I slam the book closed even though I’ve only read halfway.
Could that have been us? There’s no doubt in my mind that while the characters' names are different, and the club bears no relation to the Wretched Soulz, that she’s been writing the story that she wished could have been hers in real life.
I’ve never explained to her my reasons. And worse, my own guilt at my actions made me keep my distance, so both of us dealt with our loss on our own.
My gut clenches as I admit how much I hurt her. Unable to bear seeing the grief at my own loss mirrored in her eyes, and knowing I was the cause of it, kept me away. It was easier not to talk to her than face up to what I’d done.
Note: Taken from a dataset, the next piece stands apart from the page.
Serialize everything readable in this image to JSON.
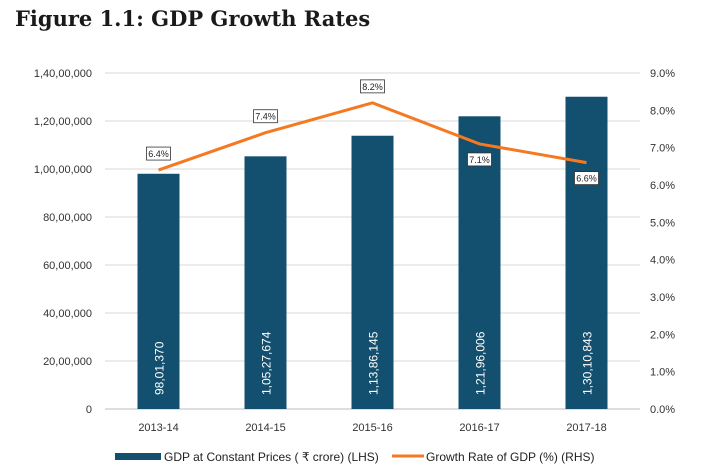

I’d tried to justify my behaviour to myself— she’s just a club girl. She knows the score. No strings, no attachments.
The truth was my own feelings ran deep for her, emotions I couldn’t allow. Having never asked her, I told myself that what I felt was one-sided. It was different for her.
Me? I knew I could cope with things I couldn’t have. I’d been doing that for a very long time. But Jasmine? Well, she would be fine.
I’d been both wrong and blind. This book? I can feel her in every word, every sentence, every page. This is the longing deep from her heart. This is the ending she wanted. The prez and the club girl making a new start.
Eventually, the combination of the Jack I’ve consumed and my emotional turmoil has me passing out. Surprisingly, I wake with my mind full of clarity and a decision about a course of action I’ve not considered before.
While there are reasons things between us can never be as apparently we both wish they could, at least I can give Jasmine an explanation as to why. She deserves that, at least.